I was lucky enough to be in Germany during this exhibit and see it live. I also purchased the book there and have reviewed it several times. It includes the 170 works displayed at the Kunstsammlungen Chemnitz from October 2007 to March 2008 and three thoughtful essays that examine the works from several perspectives.
Ninety-two of the works were based on drawings published in 1994 as Drawn Blank. The museum director, Ingrid Mossinger, saw some of his drawings in the fall of 2006 at New York's Morgan Library (Bob Dylan's American Journey, 1956-1966) and was so captivated that she sought out a copy of the out-of-print book. In the book, Dylan said that one day he wanted to turn these into larger color paintings. So, she made contact and asked if he'd like to exhibit them.
Somehow Dylan managed to have the drawings transferred to deckle-edged paper and paint them using watercolor and goaches. The result was 322 paintings produced in just eight months - eight months during which he also was touring! From these, 170 were selected for the exhibit.

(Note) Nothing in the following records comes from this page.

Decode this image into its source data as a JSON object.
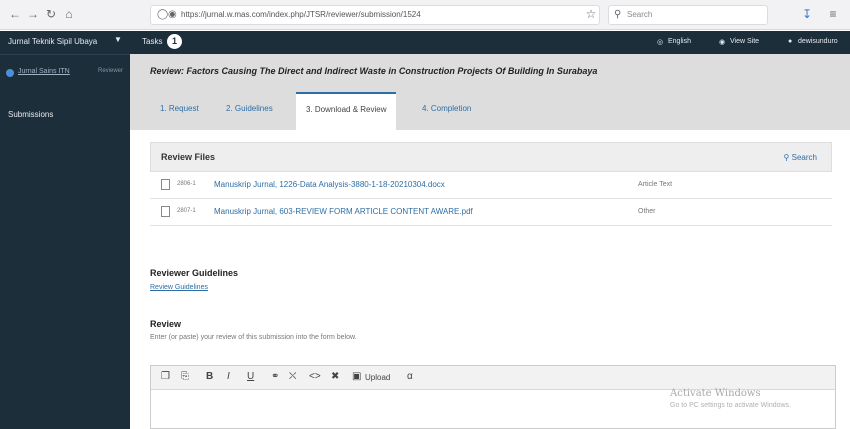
{
  "browser": {
    "url": "https://jurnal.w.mas.com/index.php/JTSR/reviewer/submission/1524",
    "search_placeholder": "Search",
    "nav_icons": [
      "back-icon",
      "forward-icon",
      "reload-icon",
      "home-icon"
    ]
  },
  "sidebar": {
    "journal_name": "Jurnal Teknik Sipil Ubaya",
    "user_name": "Jurnal Sains ITN",
    "user_role": "Reviewer",
    "items": [
      {
        "label": "Submissions"
      }
    ]
  },
  "topbar": {
    "tasks_label": "Tasks",
    "tasks_count": "1",
    "language": "English",
    "view_site": "View Site",
    "username": "dewisunduro"
  },
  "main": {
    "title": "Review: Factors Causing The Direct and Indirect Waste in Construction Projects Of Building In Surabaya",
    "tabs": [
      {
        "label": "1. Request"
      },
      {
        "label": "2. Guidelines"
      },
      {
        "label": "3. Download & Review"
      },
      {
        "label": "4. Completion"
      }
    ],
    "active_tab": 2,
    "review_files": {
      "title": "Review Files",
      "search_label": "Search",
      "files": [
        {
          "id": "2806-1",
          "name": "Manuskrip Jurnal, 1226-Data Analysis-3880-1-18-20210304.docx",
          "type": "Article Text"
        },
        {
          "id": "2807-1",
          "name": "Manuskrip Jurnal, 603-REVIEW FORM ARTICLE CONTENT AWARE.pdf",
          "type": "Other"
        }
      ]
    },
    "guidelines": {
      "title": "Reviewer Guidelines",
      "link": "Review Guidelines"
    },
    "review": {
      "title": "Review",
      "help": "Enter (or paste) your review of this submission into the form below.",
      "toolbar": {
        "upload_label": "Upload"
      }
    }
  },
  "watermark": {
    "line1": "Activate Windows",
    "line2": "Go to PC settings to activate Windows."
  },
  "colors": {
    "sidebar": "#1d2e3b",
    "link": "#2e6ea6",
    "band": "#dddddd"
  }
}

The works include interiors (dressing rooms, hotel rooms, etc.), cityscapes, landscapes, still lifes, and portraits - all captured in drawings he made between 1989 and 1992 as he toured the world performing. For many of the drawings, there are multiple versions using different colors that give you varied impressions of the scene. Much like Dylan's reinterpretations of his songs, these alternative versions reflect different ways of viewing the work.
The essays also provoke different ways of thinking about the works. Frank Zollner, focusing on the cityscapes as seen through a window or door, suggests that these works indicate a "certain restlessness, as the simulated gaze is that of a seeker." He draws on Chronicles to illustrate how Dylan thinks of art and how his words often create word pictures. In his view the pictures reflect an internal restlessness and a calm outside world.
Diane Widmaier Picasso (granddaughter of Pablo Picasso) traces the influence of Norman Raeben, one of Dylan's art teachers, as well as the Cubists and German Expressionists known as The Bridge. She notes that, "Just as the meaning of certain Dylan songs is sometimes obscure, since his texts seek not to have a fixed sense but rather to describe sentiments, to develop impressions beyond words (acquiring, like an abstract painting, meanings which vary with the mood of the recipient, yet still preserving a strong identity), so too his drawings can be similarly understood as they also reflect work which purposely refuses to be 'honed'."
Jens Rosteck, focusing on Dylan as a "multi-talent," examines the stylistic turns Dylan has taken with his music and his artistic endeavors into literature, film, and painting. He describes him as a rare "universal artist" capable of synthesizing diverse art genres, comparing his approach to da Vinci, Goethe, and others.
I was struck by a sense of detachment, even isolation or loneliness, as I viewed the exhibit. Dylan, the most sensitive and keen observer of life I know, once again in another medium, challenges me to think about how we live in this world.
If the exhibit ever comes near you, I encourage you to see it. In the meantime, this book is a wonderful catalogue of the works of this great artist.